Lo único que tengo claro es que los chinos nos deben una explicación, como Pepe Isbert a los habitantes de Villar del Río en Bienvenido, mr. Marshall, pero que, a diferencia del alcalde de aquel pueblo imaginario, no tienen la menor intención de dárnosla: las dictaduras comunistas, sobre todo cuando son fuertes, es lo que tienen. Sin un conocimiento preciso de los orígenes de la catástrofe, vamos todos dando palos de ciego. Unos se lo toman a la tremenda y hasta se manifiestan contra el Gran Hermano que nos vigila. Otros obedecemos la ley del mínimo esfuerzo y nos vacunamos, pero sin quedarnos muy convencidos de que vaya a servirnos de algo. Y así va pasando el tiempo mientras se suceden las variantes –que suelen anunciarse como muy dañinas y luego resulta que igual sí o igual no-, se discute sobre la obligatoriedad de las inyecciones, se inventan nuevas restricciones que la gente se salta porque nadie se encarga de supervisar su implementación (véanse mi bar de las mañanas y mi restaurante de los martes), el pasaporte Covid es necesario para entrar en el restaurante, pero no en El Corte Inglés, y, como se acerca Navidad, nos apelotonamos en las zonas comerciales de la ciudad porque hay que ponerse con los regalitos.

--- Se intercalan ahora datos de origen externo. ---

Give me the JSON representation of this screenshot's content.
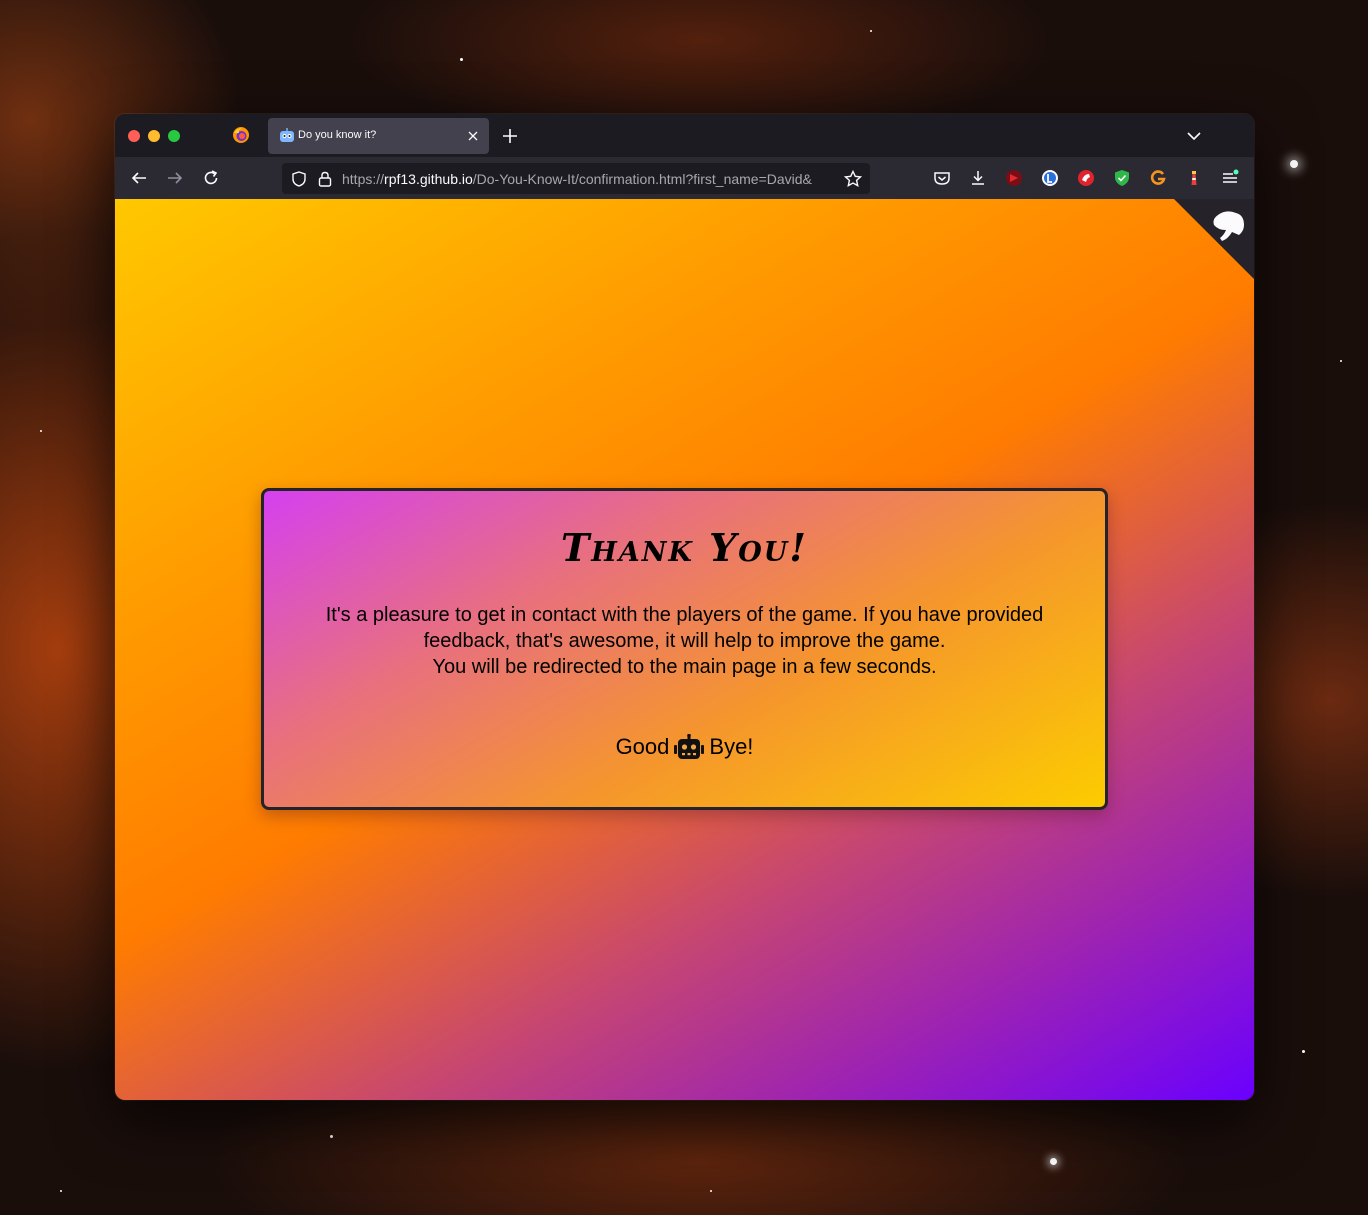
{
  "browser": {
    "tab": {
      "title": "Do you know it?",
      "favicon": "robot-icon"
    },
    "url": {
      "scheme": "https://",
      "host": "rpf13.github.io",
      "path": "/Do-You-Know-It/confirmation.html?first_name=David&"
    }
  },
  "page": {
    "corner_link": "github-octocat-icon",
    "card": {
      "title": "Thank You!",
      "lines": [
        "It's a pleasure to get in contact with the players of the game. If you have provided feedback, that's awesome, it will help to improve the game.",
        "You will be redirected to the main page in a few seconds."
      ],
      "bye_before": "Good",
      "bye_icon": "robot-icon",
      "bye_after": "Bye!"
    }
  },
  "colors": {
    "background_gradient": [
      "#ffc800",
      "#ff7c00",
      "#6a00ff"
    ],
    "card_gradient": [
      "#d540f0",
      "#fccc00"
    ],
    "card_border": "#26222a"
  }
}
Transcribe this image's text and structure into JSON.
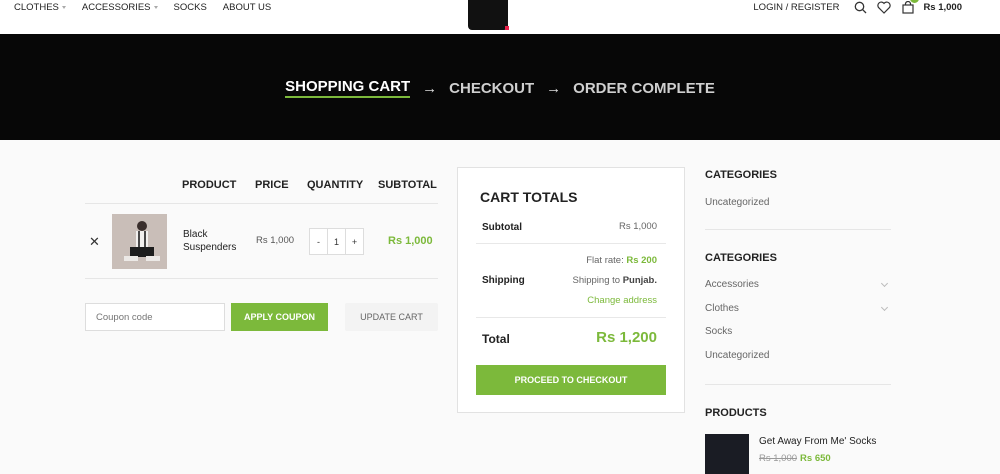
{
  "nav": {
    "items": [
      {
        "label": "CLOTHES",
        "has_dropdown": true
      },
      {
        "label": "ACCESSORIES",
        "has_dropdown": true
      },
      {
        "label": "SOCKS",
        "has_dropdown": false
      },
      {
        "label": "ABOUT US",
        "has_dropdown": false
      }
    ],
    "login": "LOGIN / REGISTER",
    "cart_count": "1",
    "cart_total": "Rs 1,000"
  },
  "steps": {
    "cart": "SHOPPING CART",
    "checkout": "CHECKOUT",
    "complete": "ORDER COMPLETE",
    "arrow": "→"
  },
  "table": {
    "headers": {
      "product": "PRODUCT",
      "price": "PRICE",
      "quantity": "QUANTITY",
      "subtotal": "SUBTOTAL"
    },
    "row": {
      "remove": "✕",
      "name": "Black Suspenders",
      "price": "Rs 1,000",
      "qty_minus": "-",
      "qty": "1",
      "qty_plus": "+",
      "subtotal": "Rs 1,000"
    }
  },
  "coupon": {
    "placeholder": "Coupon code",
    "apply": "APPLY COUPON",
    "update": "UPDATE CART"
  },
  "totals": {
    "title": "CART TOTALS",
    "subtotal_label": "Subtotal",
    "subtotal_value": "Rs 1,000",
    "shipping_label": "Shipping",
    "flat_rate_label": "Flat rate:",
    "flat_rate_value": "Rs 200",
    "shipping_to_label": "Shipping to",
    "shipping_to_value": "Punjab.",
    "change_address": "Change address",
    "total_label": "Total",
    "total_value": "Rs 1,200",
    "checkout": "PROCEED TO CHECKOUT"
  },
  "sidebar": {
    "categories_title_1": "CATEGORIES",
    "categories_1": [
      "Uncategorized"
    ],
    "categories_title_2": "CATEGORIES",
    "categories_2": [
      {
        "label": "Accessories",
        "expandable": true
      },
      {
        "label": "Clothes",
        "expandable": true
      },
      {
        "label": "Socks",
        "expandable": false
      },
      {
        "label": "Uncategorized",
        "expandable": false
      }
    ],
    "products_title": "PRODUCTS",
    "product": {
      "name": "Get Away From Me' Socks",
      "old_price": "Rs 1,000",
      "price": "Rs 650"
    }
  },
  "colors": {
    "accent": "#7cb93b",
    "hero_bg": "#070707"
  }
}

Solo sé que no sé nada, dijo Sócrates. Siglos después, seguimos en las mismas y la enfermedad cada vez se parece más a una lotería. Si me considerase un líder de opinión, acabaría este artículo diciéndoles a mis queridos lectores lo que tienen que hacer en el caso que nos ocupa. Como no lo soy y no tengo ni idea de cuál es la actitud adecuada, solo puedo decirles que hagan lo que quieran porque, total, nada garantiza nada y todo esto del virus resulta más bien incomprensible. Si eso, recurramos al fatalismo y releamos a los estoicos.